Entdeckt in Israel zeigt der Schädel eines 3-jährigen Kindes sowohl menschliche als auch neandertalerähnliche Merkmale. Dieser Fund belebt die Debatte über die Interaktionen unserer Vorfahren neu.
Bei den Ausgrabungen in der Skhul-Höhle im Norden Israels wurden 1929 mehrere Skelette aus dem Mittelpleistozän gefunden. Darunter befindet sich das eines kleinen Mädchens, das die Wissenschaftler seit fast einem Jahrhundert beschäftigt. Eine neue Studie, veröffentlicht in
L'Anthropologie, zeigt, dass es sich bei diesem Fossil möglicherweise um einen Hybriden zwischen Homo sapiens und Neandertaler handelt.
Bildnachweis: Israel Hershkovitz /Universität Tel Aviv
Eine anatomische Mosaik
Die CT-Scan-Analyse des Neurokraniums und des Unterkiefers zeigt gemischte Merkmale. Das niedrige und längliche Schädeldach erinnert an Neandertaler, während das Innenohr dem moderner Menschen ähnelt. Der Kinnlose Unterkiefer verstärkt die Hypothese einer Vermischung.
Auch die Zähne weisen intermediäre Merkmale auf. Ihr Schmelz-Dentin-Übergang, detailliert untersucht, ähnelt eher neandertalischen Exemplaren. Diese Elemente legen nahe, dass das Kind aus einer Verbindung der beiden Gruppen hervorgegangen sein könnte.
Allerdings verhindert das Fehlen alter DNA eine endgültige Bestätigung. Einige Experten wie John Hawks betonen, dass die natürliche Variabilität innerhalb einer Art diese Besonderheiten erklären könnte.

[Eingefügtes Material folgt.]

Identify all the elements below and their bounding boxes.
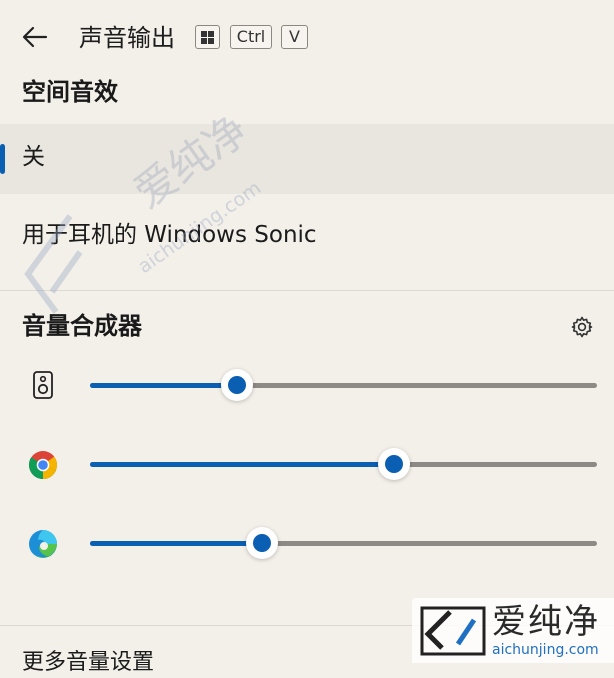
spatial-option-label: 用于耳机的 Windows Sonic xyxy=(22,222,317,248)
spatial-option-off[interactable]: 关 xyxy=(0,124,614,194)
gear-icon xyxy=(571,316,593,338)
slider-fill xyxy=(90,541,262,546)
volume-slider-speaker[interactable] xyxy=(90,365,597,405)
speaker-icon xyxy=(28,370,58,400)
slider-thumb[interactable] xyxy=(378,448,410,480)
v-key: V xyxy=(281,25,308,49)
spatial-sound-title: 空间音效 xyxy=(22,78,118,106)
edge-icon xyxy=(28,529,58,559)
volume-mixer-title: 音量合成器 xyxy=(22,312,142,340)
spatial-option-label: 关 xyxy=(22,144,45,170)
selected-indicator xyxy=(0,144,5,174)
watermark-logo-icon xyxy=(420,606,486,656)
back-button[interactable] xyxy=(20,22,50,52)
more-volume-settings-link[interactable]: 更多音量设置 xyxy=(22,648,154,678)
windows-logo-icon xyxy=(201,30,214,44)
slider-fill xyxy=(90,462,394,467)
arrow-left-icon xyxy=(22,26,48,48)
corner-watermark: 爱纯净 aichunjing.com xyxy=(412,598,614,663)
slider-thumb[interactable] xyxy=(246,527,278,559)
divider xyxy=(0,290,614,291)
spatial-option-windows-sonic[interactable]: 用于耳机的 Windows Sonic xyxy=(0,200,614,270)
watermark-text: 爱纯净 xyxy=(492,602,600,642)
slider-fill xyxy=(90,383,237,388)
chrome-icon xyxy=(28,450,58,480)
volume-slider-edge[interactable] xyxy=(90,523,597,563)
ctrl-key: Ctrl xyxy=(230,25,272,49)
page-title: 声音输出 xyxy=(79,24,175,52)
header: 声音输出 Ctrl V xyxy=(0,0,614,76)
mixer-settings-button[interactable] xyxy=(570,315,594,339)
slider-thumb[interactable] xyxy=(221,369,253,401)
watermark-url: aichunjing.com xyxy=(492,642,599,658)
windows-key xyxy=(195,25,220,49)
volume-slider-chrome[interactable] xyxy=(90,444,597,484)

Bildnachweis: Universität Tel Aviv
Eine jahrtausendelange Koexistenz
Vor 140.000 Jahren teilten Homo sapiens und Neandertaler den Nahen Osten für fast 5.400 Jahre. Genetischer Austausch fand wahrscheinlich statt, wie andere 2018 in Russland entdeckte Hybridfossilien belegen.

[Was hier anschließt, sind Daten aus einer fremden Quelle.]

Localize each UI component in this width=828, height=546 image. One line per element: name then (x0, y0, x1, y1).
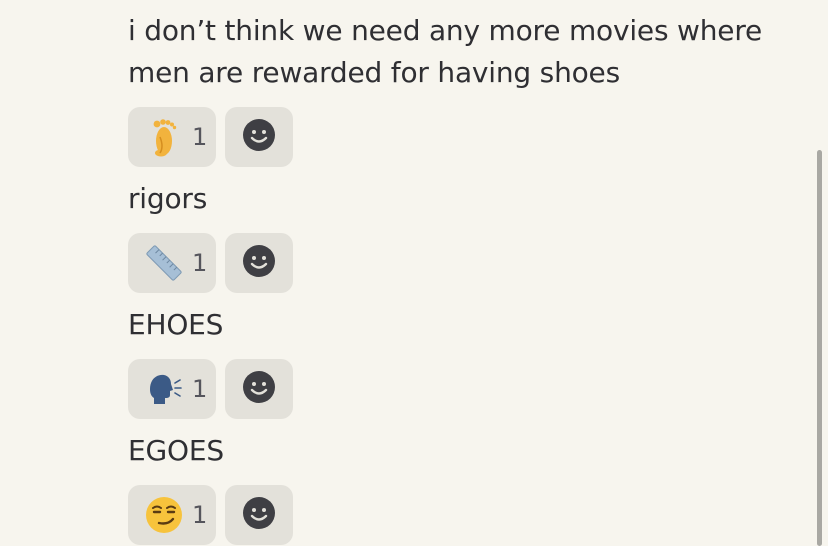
speaking-head-emoji-icon (144, 369, 184, 409)
message-text: i don’t think we need any more movies wh… (128, 14, 763, 89)
reaction-count: 1 (192, 501, 208, 529)
reaction-pill-foot[interactable]: 1 (128, 107, 216, 167)
reaction-pill-smirk[interactable]: 1 (128, 485, 216, 545)
reaction-count: 1 (192, 249, 208, 277)
message-text: rigors (128, 182, 208, 215)
foot-emoji-icon (144, 117, 184, 157)
reaction-row: 1 (128, 233, 808, 293)
smiley-add-reaction-icon (242, 118, 276, 156)
add-reaction-button[interactable] (225, 107, 293, 167)
ruler-emoji-icon (144, 243, 184, 283)
add-reaction-button[interactable] (225, 359, 293, 419)
smiley-add-reaction-icon (242, 496, 276, 534)
smiley-add-reaction-icon (242, 370, 276, 408)
reaction-count: 1 (192, 375, 208, 403)
add-reaction-button[interactable] (225, 233, 293, 293)
reaction-pill-ruler[interactable]: 1 (128, 233, 216, 293)
reaction-row: 1 (128, 107, 808, 167)
smirking-face-emoji-icon (144, 495, 184, 535)
reaction-count: 1 (192, 123, 208, 151)
vertical-scrollbar[interactable] (817, 150, 822, 546)
message-text: EHOES (128, 308, 224, 341)
message-feed: i don’t think we need any more movies wh… (128, 0, 808, 546)
reaction-pill-speaking-head[interactable]: 1 (128, 359, 216, 419)
reaction-row: 1 (128, 359, 808, 419)
message-text: EGOES (128, 434, 224, 467)
reaction-row: 1 (128, 485, 808, 545)
smiley-add-reaction-icon (242, 244, 276, 282)
add-reaction-button[interactable] (225, 485, 293, 545)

Die mit diesen Überresten verbundenen Bestattungspraktiken fügen eine kulturelle Dimension hinzu. Das Vorhandensein organisierter Gräber könnte auf gemeinsame symbolische Verhaltensweisen hindeuten. Diese Entdeckung stellt die Idee in Frage, dass Totenriten das Alleinstellungsmerkmal einer einzigen Art waren.
Für die Autoren der Studie könnte diese Region als genetischer Knotenpunkt zwischen Afrika und Eurasien gedient haben. Der entdeckte Schädel könnte somit eine bisher nicht identifizierte menschliche Linie darstellen, die mehrere Abstammungslinien vermischt.